Based on the analyses above, here are the key recommendations for your scale:

# Generate final recommendations based on analyses
if(exists("removal_results") && nrow(removal_results$history) > 0) {
  final_items <- removal_results$final_items
  final_alpha <- alpha(development_df_scored[final_items])$total$raw_alpha
  
  cat("FINAL SCALE RECOMMENDATIONS:\n")
  cat("==========================\n")
  cat("Recommended items:", length(final_items), "\n")
  cat("Expected reliability:", round(final_alpha, 3), "\n")
  cat("Items to retain:", paste(final_items, collapse = ", "), "\n")
  
  removed_items <- setdiff(names(development_df_scored), final_items)
  if(length(removed_items) > 0) {
    cat("Items to remove:", paste(removed_items, collapse = ", "), "\n")
  }
} else {
  cat("All items performed adequately.
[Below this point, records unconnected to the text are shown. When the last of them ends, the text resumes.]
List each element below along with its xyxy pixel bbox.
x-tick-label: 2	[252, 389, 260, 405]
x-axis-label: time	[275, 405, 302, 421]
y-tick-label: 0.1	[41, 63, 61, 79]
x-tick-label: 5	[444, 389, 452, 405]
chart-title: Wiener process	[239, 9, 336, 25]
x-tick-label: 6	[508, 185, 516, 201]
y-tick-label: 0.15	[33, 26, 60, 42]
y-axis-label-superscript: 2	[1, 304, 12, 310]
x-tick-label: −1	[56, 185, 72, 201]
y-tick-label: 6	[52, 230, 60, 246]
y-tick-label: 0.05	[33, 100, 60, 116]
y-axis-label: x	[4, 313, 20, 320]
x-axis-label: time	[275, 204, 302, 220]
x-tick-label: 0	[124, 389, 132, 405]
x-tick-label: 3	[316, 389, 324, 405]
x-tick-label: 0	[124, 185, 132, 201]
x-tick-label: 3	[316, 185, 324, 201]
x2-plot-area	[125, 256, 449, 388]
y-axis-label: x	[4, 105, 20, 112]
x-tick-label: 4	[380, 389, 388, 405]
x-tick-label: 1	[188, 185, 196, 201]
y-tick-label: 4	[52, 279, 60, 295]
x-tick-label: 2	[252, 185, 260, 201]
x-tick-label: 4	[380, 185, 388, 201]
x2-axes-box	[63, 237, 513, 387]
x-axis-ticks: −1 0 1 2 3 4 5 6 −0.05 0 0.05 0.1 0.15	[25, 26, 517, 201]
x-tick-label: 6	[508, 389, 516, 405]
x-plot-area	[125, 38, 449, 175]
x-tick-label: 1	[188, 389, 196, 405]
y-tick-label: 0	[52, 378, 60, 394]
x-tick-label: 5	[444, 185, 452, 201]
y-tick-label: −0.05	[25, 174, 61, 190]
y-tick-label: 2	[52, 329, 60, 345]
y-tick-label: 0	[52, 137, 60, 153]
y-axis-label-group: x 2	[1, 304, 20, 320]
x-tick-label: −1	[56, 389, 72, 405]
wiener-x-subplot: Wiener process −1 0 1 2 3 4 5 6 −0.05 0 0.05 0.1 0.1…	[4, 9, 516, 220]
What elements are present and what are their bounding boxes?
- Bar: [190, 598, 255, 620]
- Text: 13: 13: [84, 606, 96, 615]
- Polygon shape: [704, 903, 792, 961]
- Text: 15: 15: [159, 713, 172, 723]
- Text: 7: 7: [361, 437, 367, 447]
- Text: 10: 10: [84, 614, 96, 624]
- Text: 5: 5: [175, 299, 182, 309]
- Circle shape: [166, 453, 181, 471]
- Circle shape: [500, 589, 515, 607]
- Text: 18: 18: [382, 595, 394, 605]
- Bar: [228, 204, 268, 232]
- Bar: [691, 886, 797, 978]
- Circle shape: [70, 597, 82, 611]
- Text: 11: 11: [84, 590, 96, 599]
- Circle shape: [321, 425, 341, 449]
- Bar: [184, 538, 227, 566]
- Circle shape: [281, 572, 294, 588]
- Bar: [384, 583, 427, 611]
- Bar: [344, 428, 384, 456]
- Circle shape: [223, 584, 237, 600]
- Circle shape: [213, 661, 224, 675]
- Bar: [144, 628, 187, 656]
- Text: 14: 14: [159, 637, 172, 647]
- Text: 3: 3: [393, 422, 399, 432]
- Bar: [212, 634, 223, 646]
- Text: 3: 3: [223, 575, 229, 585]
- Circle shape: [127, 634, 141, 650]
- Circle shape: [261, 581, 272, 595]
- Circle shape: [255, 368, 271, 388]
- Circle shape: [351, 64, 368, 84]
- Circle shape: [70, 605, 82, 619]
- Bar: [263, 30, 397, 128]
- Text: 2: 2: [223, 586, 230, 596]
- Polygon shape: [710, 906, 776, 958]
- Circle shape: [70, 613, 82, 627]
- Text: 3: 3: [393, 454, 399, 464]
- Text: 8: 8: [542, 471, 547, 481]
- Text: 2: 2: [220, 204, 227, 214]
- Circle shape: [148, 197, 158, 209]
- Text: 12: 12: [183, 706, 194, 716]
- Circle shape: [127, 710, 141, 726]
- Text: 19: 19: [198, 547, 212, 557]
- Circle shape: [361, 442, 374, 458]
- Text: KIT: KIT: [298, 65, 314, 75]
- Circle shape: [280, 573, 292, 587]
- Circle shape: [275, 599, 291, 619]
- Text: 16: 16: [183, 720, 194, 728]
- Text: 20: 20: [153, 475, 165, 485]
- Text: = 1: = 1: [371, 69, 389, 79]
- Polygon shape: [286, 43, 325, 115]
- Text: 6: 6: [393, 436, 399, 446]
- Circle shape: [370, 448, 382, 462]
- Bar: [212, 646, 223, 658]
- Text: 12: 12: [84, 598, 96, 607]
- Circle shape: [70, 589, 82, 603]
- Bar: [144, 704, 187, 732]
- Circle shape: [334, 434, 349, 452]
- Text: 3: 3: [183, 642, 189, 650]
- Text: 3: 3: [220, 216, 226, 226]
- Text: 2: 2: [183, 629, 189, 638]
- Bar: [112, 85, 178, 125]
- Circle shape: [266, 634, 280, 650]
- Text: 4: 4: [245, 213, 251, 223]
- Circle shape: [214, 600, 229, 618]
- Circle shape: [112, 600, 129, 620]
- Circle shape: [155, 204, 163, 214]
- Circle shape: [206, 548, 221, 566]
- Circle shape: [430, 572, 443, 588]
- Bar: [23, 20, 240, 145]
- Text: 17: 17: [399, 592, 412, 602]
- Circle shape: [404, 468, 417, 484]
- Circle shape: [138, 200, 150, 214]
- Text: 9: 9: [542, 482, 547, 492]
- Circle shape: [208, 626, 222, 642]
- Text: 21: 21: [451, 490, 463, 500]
Consider minor refinements based on expert feedback.")
}
FINAL SCALE RECOMMENDATIONS:
==========================
Recommended items: 12 
Expected reliability: 0.936 
Items to retain: Item_1, Item_2, Item_3, Item_4, Item_5, Item_7, Item_11, Item_12, Item_13, Item_14, Item_15, Item_20 
Items to remove: Item_6, Item_8, Item_9, Item_10, Item_16, Item_17, Item_18, Item_19 

13 Additional Practice Datasets

# Generate practice dataset for students to work with
set.seed(789)
practice_responses <- matrix(
  sample(1:5, 500, replace = TRUE, prob = c(0.1, 0.2, 0.4, 0.2, 0.1)), 
  nrow = 100, ncol = 5
)
colnames(practice_responses) <- paste0("Practice_Item_", 1:5)

# Save for later exercises
write.csv(practice_responses, "practice_scale_data.csv", row.names = FALSE)
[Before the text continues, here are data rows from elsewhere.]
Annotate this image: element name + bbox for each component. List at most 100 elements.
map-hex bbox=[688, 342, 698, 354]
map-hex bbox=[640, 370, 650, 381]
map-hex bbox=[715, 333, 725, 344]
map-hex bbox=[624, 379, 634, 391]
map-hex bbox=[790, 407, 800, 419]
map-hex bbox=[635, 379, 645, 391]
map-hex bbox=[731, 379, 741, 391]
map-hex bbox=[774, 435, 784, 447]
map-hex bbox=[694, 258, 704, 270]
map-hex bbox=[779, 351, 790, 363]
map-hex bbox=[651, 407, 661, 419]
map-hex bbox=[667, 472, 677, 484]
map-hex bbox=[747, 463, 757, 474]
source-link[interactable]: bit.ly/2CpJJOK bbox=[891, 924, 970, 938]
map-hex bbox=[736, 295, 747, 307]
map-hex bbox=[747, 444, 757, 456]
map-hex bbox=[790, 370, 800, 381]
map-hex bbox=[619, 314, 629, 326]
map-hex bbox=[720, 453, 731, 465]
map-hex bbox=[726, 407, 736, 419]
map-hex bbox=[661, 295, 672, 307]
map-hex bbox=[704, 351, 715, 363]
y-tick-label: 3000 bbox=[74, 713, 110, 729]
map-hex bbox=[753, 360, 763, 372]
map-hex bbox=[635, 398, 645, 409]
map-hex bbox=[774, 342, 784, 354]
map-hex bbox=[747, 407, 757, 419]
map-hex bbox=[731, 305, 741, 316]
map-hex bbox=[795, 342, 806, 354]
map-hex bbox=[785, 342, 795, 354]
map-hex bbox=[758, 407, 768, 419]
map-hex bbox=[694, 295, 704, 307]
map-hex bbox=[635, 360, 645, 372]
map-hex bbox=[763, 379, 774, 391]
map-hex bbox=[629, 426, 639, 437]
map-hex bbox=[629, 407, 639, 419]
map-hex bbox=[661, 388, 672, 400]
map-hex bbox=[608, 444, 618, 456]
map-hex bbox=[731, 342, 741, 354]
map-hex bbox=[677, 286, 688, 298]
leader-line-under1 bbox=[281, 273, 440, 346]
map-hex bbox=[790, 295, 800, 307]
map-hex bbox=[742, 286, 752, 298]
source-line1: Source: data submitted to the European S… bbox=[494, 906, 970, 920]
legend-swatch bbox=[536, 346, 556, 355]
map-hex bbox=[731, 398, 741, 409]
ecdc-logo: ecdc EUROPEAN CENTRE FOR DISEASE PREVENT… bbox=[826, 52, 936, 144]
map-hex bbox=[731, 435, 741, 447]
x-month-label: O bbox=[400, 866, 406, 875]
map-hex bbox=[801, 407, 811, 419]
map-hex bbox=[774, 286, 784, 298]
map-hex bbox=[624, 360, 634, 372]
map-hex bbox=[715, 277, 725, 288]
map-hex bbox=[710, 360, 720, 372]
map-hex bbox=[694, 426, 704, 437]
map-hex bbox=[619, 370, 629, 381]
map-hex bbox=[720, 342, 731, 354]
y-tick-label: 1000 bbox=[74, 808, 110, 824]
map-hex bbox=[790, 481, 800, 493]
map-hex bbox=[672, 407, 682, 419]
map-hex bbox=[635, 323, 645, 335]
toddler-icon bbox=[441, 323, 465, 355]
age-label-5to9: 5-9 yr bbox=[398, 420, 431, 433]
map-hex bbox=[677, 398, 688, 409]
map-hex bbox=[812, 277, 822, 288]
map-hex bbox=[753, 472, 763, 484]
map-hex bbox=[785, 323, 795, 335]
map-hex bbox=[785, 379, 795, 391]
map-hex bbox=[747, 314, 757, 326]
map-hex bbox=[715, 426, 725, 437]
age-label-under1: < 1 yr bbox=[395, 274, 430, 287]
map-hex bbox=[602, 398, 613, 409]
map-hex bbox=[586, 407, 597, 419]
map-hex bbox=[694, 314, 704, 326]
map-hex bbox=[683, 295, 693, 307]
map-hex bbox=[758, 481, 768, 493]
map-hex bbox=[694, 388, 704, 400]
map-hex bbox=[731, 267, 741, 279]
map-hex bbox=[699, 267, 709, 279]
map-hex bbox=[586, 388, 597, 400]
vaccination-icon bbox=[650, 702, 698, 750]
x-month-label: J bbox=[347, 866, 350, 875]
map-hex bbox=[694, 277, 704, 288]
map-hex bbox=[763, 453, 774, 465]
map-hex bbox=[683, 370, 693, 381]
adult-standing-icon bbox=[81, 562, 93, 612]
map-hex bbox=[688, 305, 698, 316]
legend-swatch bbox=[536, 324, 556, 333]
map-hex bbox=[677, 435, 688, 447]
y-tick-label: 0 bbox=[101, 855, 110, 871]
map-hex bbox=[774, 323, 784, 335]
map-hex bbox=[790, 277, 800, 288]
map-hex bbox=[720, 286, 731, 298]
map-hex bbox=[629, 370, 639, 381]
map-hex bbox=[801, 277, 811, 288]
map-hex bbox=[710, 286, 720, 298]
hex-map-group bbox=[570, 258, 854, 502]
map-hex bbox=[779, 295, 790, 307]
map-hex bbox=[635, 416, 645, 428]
# Basic descriptive statistics
describe(practice_responses)

14 Key Takeaways

Critical Success Factors
  1. Theoretical Foundation: Always start with clear construct definition
  2. Iterative Process: Scale development requires multiple rounds of refinement
  3. Sample Size: Invest in adequate sample sizes for stable results
  4. Multiple Indicators: Use various psychometric indices, not just Cronbach’s alpha
  5. Cross-Validation: Always validate findings in independent samples
  6. Practical Considerations: Balance psychometric quality with usability

15 Further Reading

For deeper understanding of scale development principles:

  • DeVellis & Thorpe (2021): Comprehensive guide to all aspects of scale development
  • Nunnally & Bernstein (1994): Classic text on psychometric theory
  • Fabrigar et al. (1999): Guidelines for factor analysis in scale development
  • Sijtsma (2009): Critical perspective on reliability assessment
DeVellis, R. F., & Thorpe, C. T. (2021). Scale development: Theory and applications (5th ed.). SAGE Publications.
Nunnally, J. C., & Bernstein, I. H. (1994). Psychometric theory (3rd ed.). McGraw-Hill.
Fabrigar, L. R., Wegener, D. T., MacCallum, R. C., & Strahan, E. J. (1999). Evaluating the use of exploratory factor analysis in psychological research. Psychological Methods, 4(3), 272–299.
Sijtsma, K. (2009). On the use, the misuse, and the very limited usefulness of cronbach’s alpha. Psychometrika, 74(1), 107–120.

This completes the comprehensive guide to all nine steps of scale development as outlined by DeVellis & Thorpe (2021). The notebook provides both theoretical understanding and hands-on practice with real R code examples.